All of the prototypes built for Donald Trump’s Mexico border wall have been completed and within the next few weeks, will be subjected to test attacks by teams of workers wielding sledgehammers, torches, pickaxes and battery-operated tools.
According to a statement issued by the US Customs and Border Protection, they will now test and evaluate the finished prototypes to “determine which wall design elements meets our needs.” This testing and evaluation period will last 30 to 60 days.
“Border security contributes to our overall national security and relies on a combination of border infrastructure, technology, personnel, and partnerships,” said acting Deputy Commissioner Ron Vitiello.
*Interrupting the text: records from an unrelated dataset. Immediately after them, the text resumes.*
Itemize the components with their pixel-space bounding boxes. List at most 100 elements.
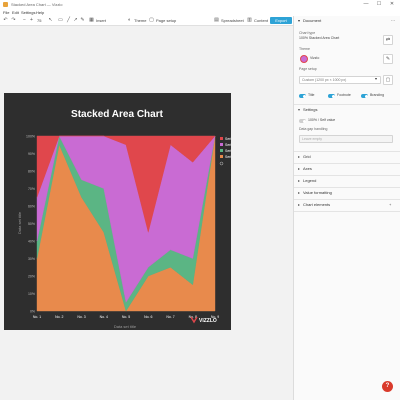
minimize-icon[interactable]: — [363,1,369,7]
arrow-icon[interactable]: ↗ [73,17,78,23]
settings-section[interactable] [294,104,400,116]
theme-button[interactable]: Theme [134,18,147,23]
line-icon[interactable]: ╱ [66,17,70,23]
show-values-label: 100% / Self value [308,118,336,122]
spreadsheet-icon[interactable]: ▤ [214,17,219,23]
chart-type-label: Chart type [299,31,316,35]
redo-icon[interactable]: ↷ [11,17,16,23]
chart-elements-section[interactable] [294,199,400,212]
title-toggle[interactable] [299,94,306,98]
insert-icon[interactable]: ▦ [89,17,94,23]
zoom-out-icon[interactable]: − [23,17,26,23]
vizzlo-logo: VIZZLO [190,316,217,324]
content-icon[interactable]: ▥ [247,17,252,23]
page-setup-value: Custom (1200 px × 1000 px) [302,78,347,82]
chart-elements-expand-icon[interactable]: ▸ [298,202,301,207]
select-icon[interactable]: ▭ [58,17,63,23]
axes-section[interactable] [294,163,400,175]
branding-toggle[interactable] [361,94,368,98]
insert-button[interactable]: Insert [96,18,107,23]
chevron-down-icon[interactable]: ▾ [375,76,378,81]
x-axis-label: Data set title [114,324,137,329]
zoom-level[interactable]: 75 [37,18,42,23]
x-tick-label: No. 9 [211,315,219,319]
area-series-1[interactable] [36,135,216,233]
page-setup-icon[interactable]: ▢ [149,17,154,23]
content-button[interactable]: Content [254,18,269,23]
y-tick-label: 60% [28,204,35,208]
document-header[interactable]: Document [303,18,322,23]
y-tick-label: 80% [28,169,35,173]
theme-swatch[interactable] [300,55,308,63]
x-tick-label: No. 3 [77,315,85,319]
x-tick-label: No. 6 [144,315,152,319]
settings-header[interactable]: Settings [303,107,318,112]
legend-label[interactable]: Series 1 [225,137,231,141]
pen-icon[interactable]: ✎ [80,17,85,23]
settings-collapse-icon[interactable]: ▾ [298,107,301,112]
legend-label[interactable]: Series 4 [225,155,231,159]
legend-swatch [220,155,223,158]
menu-help[interactable]: Help [36,10,45,15]
zoom-in-icon[interactable]: + [30,17,33,23]
show-values-toggle[interactable] [299,119,306,123]
chart-type-value: 100% Stacked Area Chart [299,36,340,40]
legend-add-icon[interactable] [219,161,224,166]
axes-expand-icon[interactable]: ▸ [298,166,301,171]
branding-toggle-label: Branding [370,93,385,97]
title-toggle-label: Title [308,93,315,97]
theme-value[interactable]: Vizzlo [310,56,320,60]
page-setup-button[interactable]: Page setup [156,18,177,23]
legend-label[interactable]: Series 3 [225,149,231,153]
value-formatting-section[interactable] [294,187,400,199]
brand-label: VIZZLO [199,318,217,324]
spreadsheet-button[interactable]: Spreadsheet [221,18,244,23]
grid-header[interactable]: Grid [303,154,311,159]
menu-file[interactable]: File [3,10,10,15]
cursor-icon[interactable]: ↖ [48,17,53,23]
page-setup-edit-icon[interactable]: ▢ [383,75,393,85]
gap-handling-label: Data gap handling [299,127,328,131]
chart-title: Stacked Area Chart [71,109,164,120]
add-element-icon[interactable]: + [389,202,392,207]
theme-icon[interactable]: ◐ [127,17,132,23]
footnote-toggle-label: Footnote [337,93,351,97]
axes-header[interactable]: Axes [303,166,312,171]
y-tick-label: 20% [28,274,35,278]
x-tick-label: No. 1 [33,315,41,319]
grid-section[interactable] [294,151,400,163]
x-tick-label: No. 8 [189,315,197,319]
more-icon[interactable]: ⋯ [391,18,395,23]
theme-edit-icon[interactable]: ✎ [383,54,393,64]
chart-elements-header[interactable]: Chart elements [303,202,331,207]
page-setup-label: Page setup [299,67,317,71]
help-button[interactable]: ? [382,381,393,392]
gap-handling-select[interactable]: Leave empty [299,135,393,143]
x-tick-label: No. 4 [100,315,108,319]
menu-edit[interactable]: Edit [12,10,19,15]
value-formatting-header[interactable]: Value formatting [303,190,332,195]
y-tick-label: 10% [28,292,35,296]
x-tick-label: No. 7 [166,315,174,319]
toolbar [0,16,293,26]
legend-section[interactable] [294,175,400,187]
y-tick-label: 30% [28,257,35,261]
legend-header[interactable]: Legend [303,178,317,183]
legend-swatch [220,143,223,146]
document-collapse-icon[interactable]: ▾ [298,18,301,23]
footnote-toggle[interactable] [328,94,335,98]
chart-type-edit-icon[interactable]: ⇄ [383,35,393,45]
grid-expand-icon[interactable]: ▸ [298,154,301,159]
stacked-area-chart[interactable]: Stacked Area Chart 0% 10% 20% 30% 40% 50% 60% 7… [4,93,231,330]
legend-expand-icon[interactable]: ▸ [298,178,301,183]
export-button[interactable]: Export [270,17,292,24]
close-icon[interactable]: ✕ [389,1,395,7]
legend-label[interactable]: Series 2 [225,143,231,147]
undo-icon[interactable]: ↶ [3,17,8,23]
y-tick-label: 0% [30,309,35,313]
x-tick-label: No. 2 [55,315,63,319]
menu-settings[interactable]: Settings [21,10,36,15]
value-formatting-expand-icon[interactable]: ▸ [298,190,301,195]
maximize-icon[interactable]: ☐ [376,1,382,7]
page-setup-select[interactable]: Custom (1200 px × 1000 px) [299,76,381,84]
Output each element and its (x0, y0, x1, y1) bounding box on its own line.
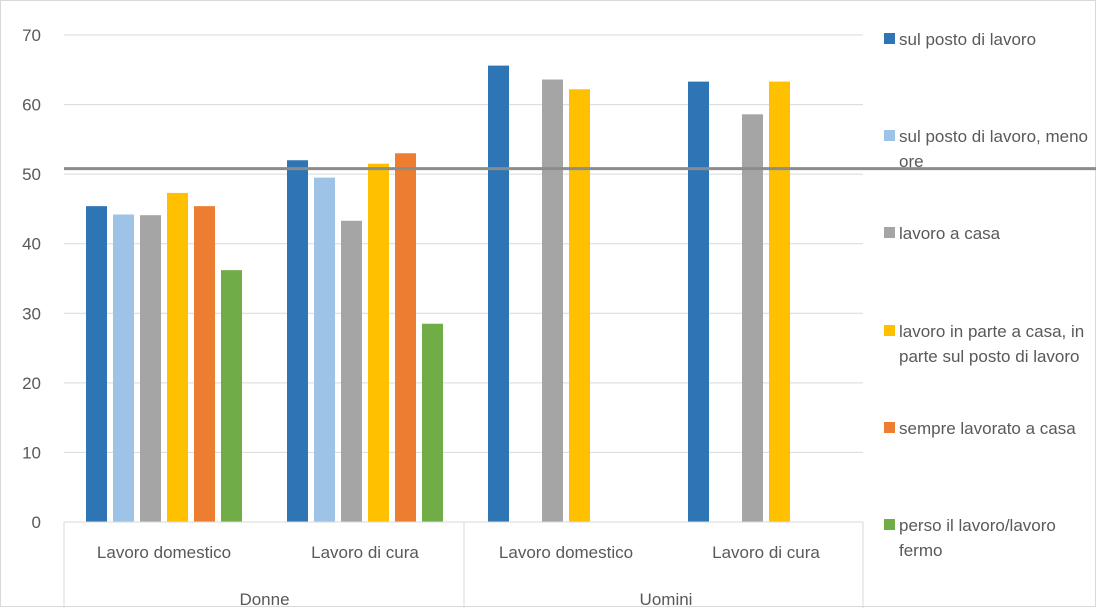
bar (194, 206, 215, 522)
y-tick-label: 10 (22, 443, 41, 462)
y-tick-label: 0 (32, 513, 41, 532)
bar (314, 177, 335, 522)
legend-label: lavoro a casa (899, 224, 1001, 243)
legend-item: lavoro a casa (884, 221, 1096, 246)
y-tick-label: 20 (22, 374, 41, 393)
y-tick-label: 30 (22, 304, 41, 323)
legend-swatch (884, 227, 895, 238)
legend-swatch (884, 325, 895, 336)
bar (221, 270, 242, 522)
y-tick-label: 70 (22, 26, 41, 45)
x-category-label: Lavoro di cura (311, 543, 419, 562)
legend-label: sul posto di lavoro, meno ore (899, 127, 1088, 171)
x-category-label: Lavoro di cura (712, 543, 820, 562)
x-group-label: Donne (239, 590, 289, 608)
bar (167, 192, 188, 523)
legend-swatch (884, 422, 895, 433)
bar (742, 114, 763, 522)
bar (140, 215, 161, 522)
bar (422, 323, 443, 522)
bar (341, 220, 362, 522)
bars (86, 65, 790, 523)
legend-item: lavoro in parte a casa, in parte sul pos… (884, 319, 1096, 369)
legend-label: sempre lavorato a casa (899, 419, 1076, 438)
legend-label: perso il lavoro/lavoro fermo (899, 516, 1056, 560)
bar (688, 81, 709, 522)
bar (569, 89, 590, 522)
y-axis-tick-labels: 0 10 20 30 40 50 60 70 (22, 26, 41, 532)
legend-item: perso il lavoro/lavoro fermo (884, 513, 1096, 563)
legend-item: sempre lavorato a casa (884, 416, 1096, 441)
bar (769, 81, 790, 522)
bar (86, 206, 107, 522)
legend-swatch (884, 519, 895, 530)
x-category-label: Lavoro domestico (97, 543, 231, 562)
legend-item: sul posto di lavoro (884, 27, 1096, 52)
bar (113, 214, 134, 522)
y-tick-label: 40 (22, 235, 41, 254)
bar (542, 79, 563, 523)
legend-swatch (884, 33, 895, 44)
legend-label: sul posto di lavoro (899, 30, 1037, 49)
legend-item: sul posto di lavoro, meno ore (884, 124, 1096, 174)
bar (368, 163, 389, 522)
legend-label: lavoro in parte a casa, in parte sul pos… (899, 322, 1085, 366)
bar (395, 153, 416, 522)
bar (287, 160, 308, 522)
y-tick-label: 50 (22, 165, 41, 184)
x-group-label: Uomini (640, 590, 693, 608)
x-axis: Lavoro domestico Lavoro di cura Donne Lavor… (63, 521, 864, 609)
legend-swatch (884, 130, 895, 141)
x-category-label: Lavoro domestico (499, 543, 633, 562)
legend: sul posto di lavoro sul posto di lavoro, … (884, 1, 1096, 608)
y-tick-label: 60 (22, 96, 41, 115)
bar (488, 65, 509, 523)
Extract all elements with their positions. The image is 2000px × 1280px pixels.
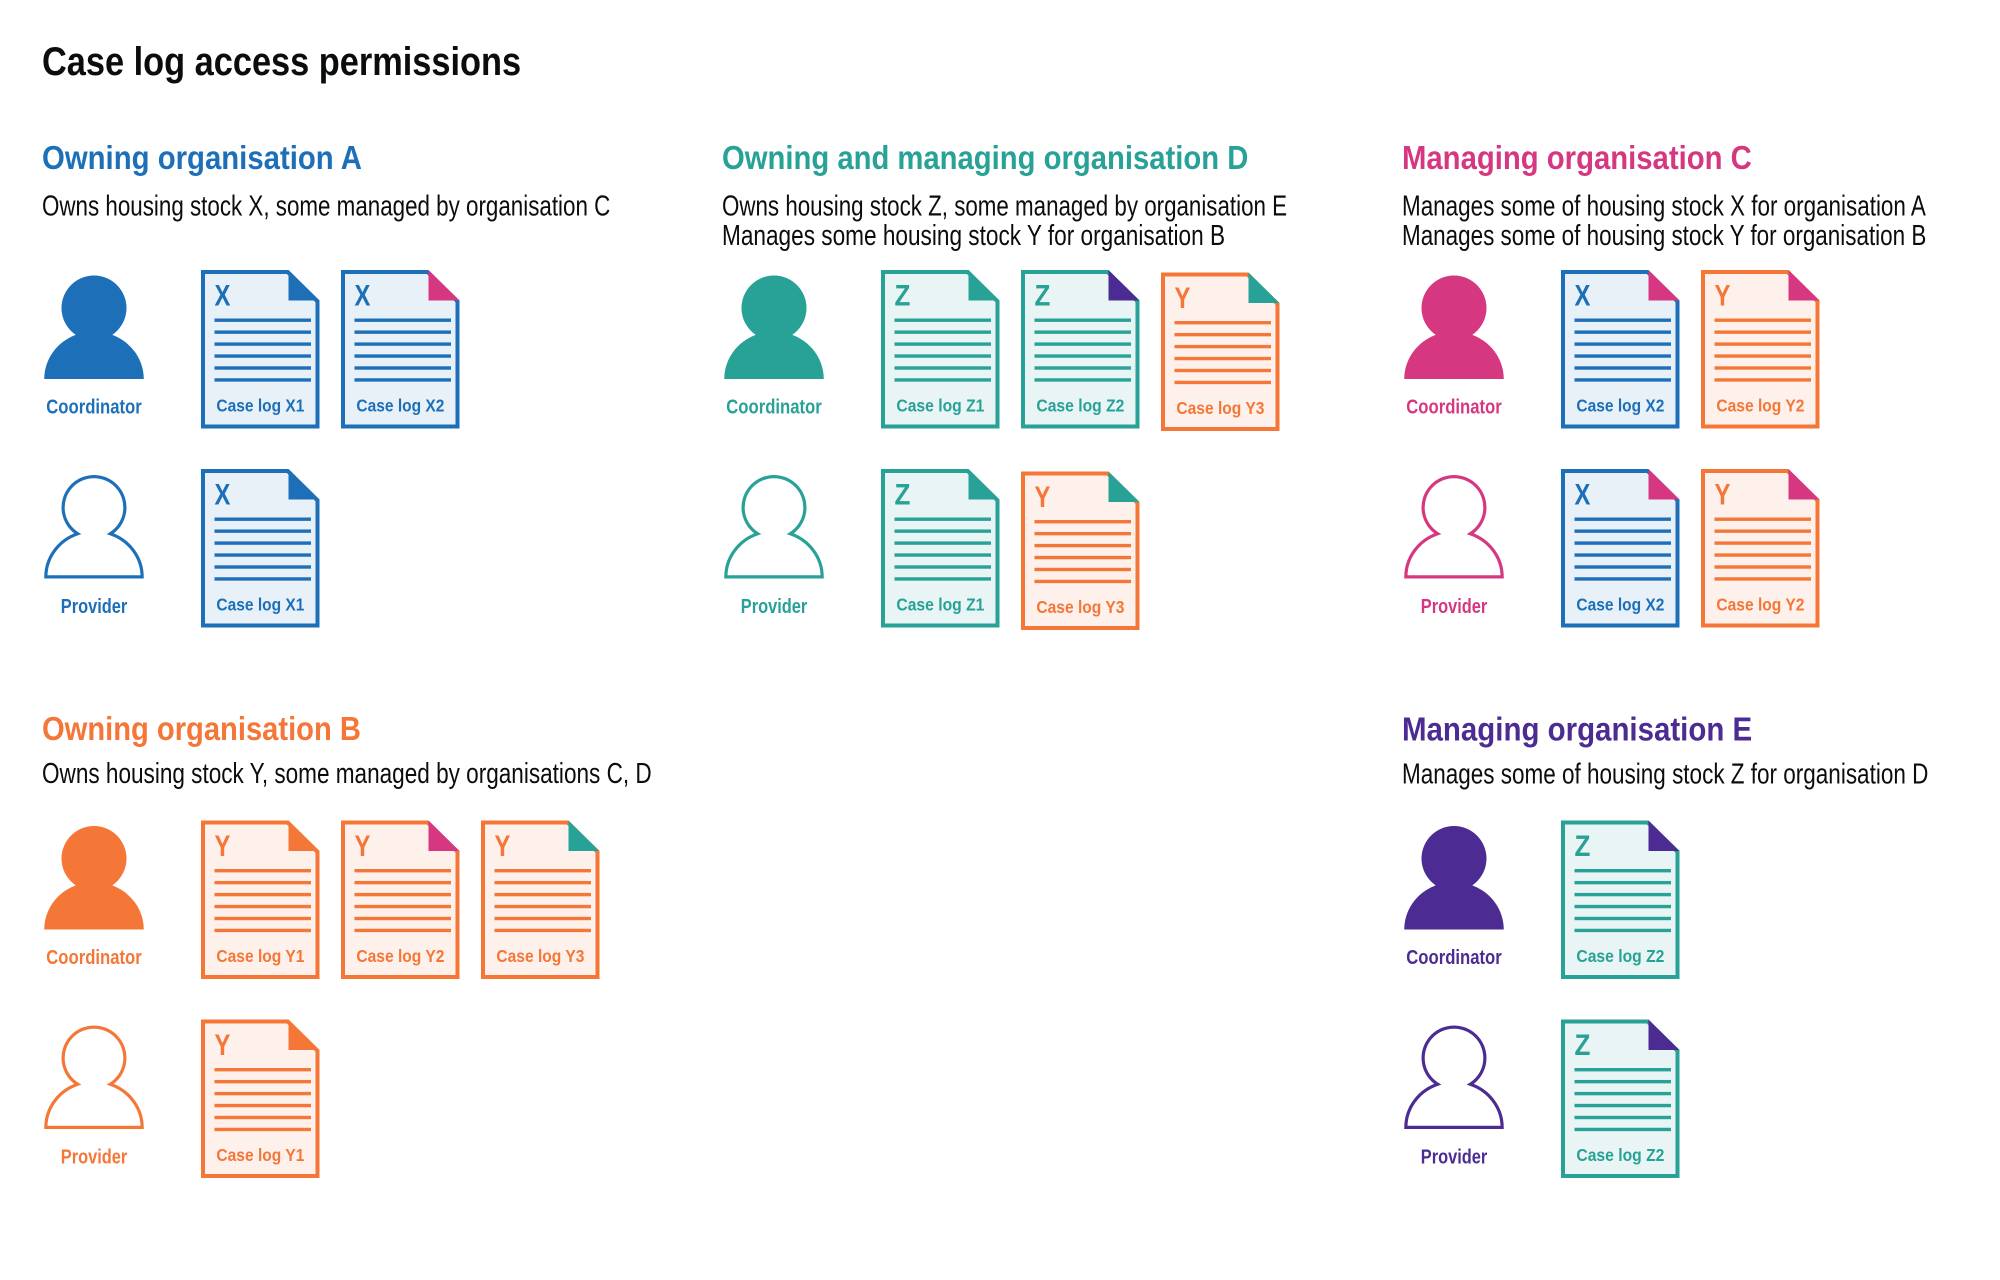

“Border walls have proven to be an extremely effective part of our multi-pronged security strategy to prevent the illegal migration of people and drugs over the years. Specifically, walls are part of a border enforcement zone, which includes patrol roads, lights and surveillance technology. These border enforcement zones give our men and women of CBP the best possible conditions to maintain a safe and secure border.”
The prototypes will be evaluated on a variety of characteristics such as anti-breaching capabilities; anti-climbing capabilities; anti-digging capabilities; impedance and denial of traffic; and safety for Border Patrol agents.
The testing won’t start for at least a month because some concrete in the wall prototypes still needs to dry.
Each of the prototypes reaches the maximum allowed height of nearly l30 feet high.
One of the requirements is for the walls to be “aesthetically pleasing”—from the US side.
Trump has asked Congress for $US1.6 billion for the first instalment of his wall. It would replace 14 miles in San Diego and build 60 miles in Texas’ Rio Grande Valley, the busiest corridor for the invasion route into America from the south.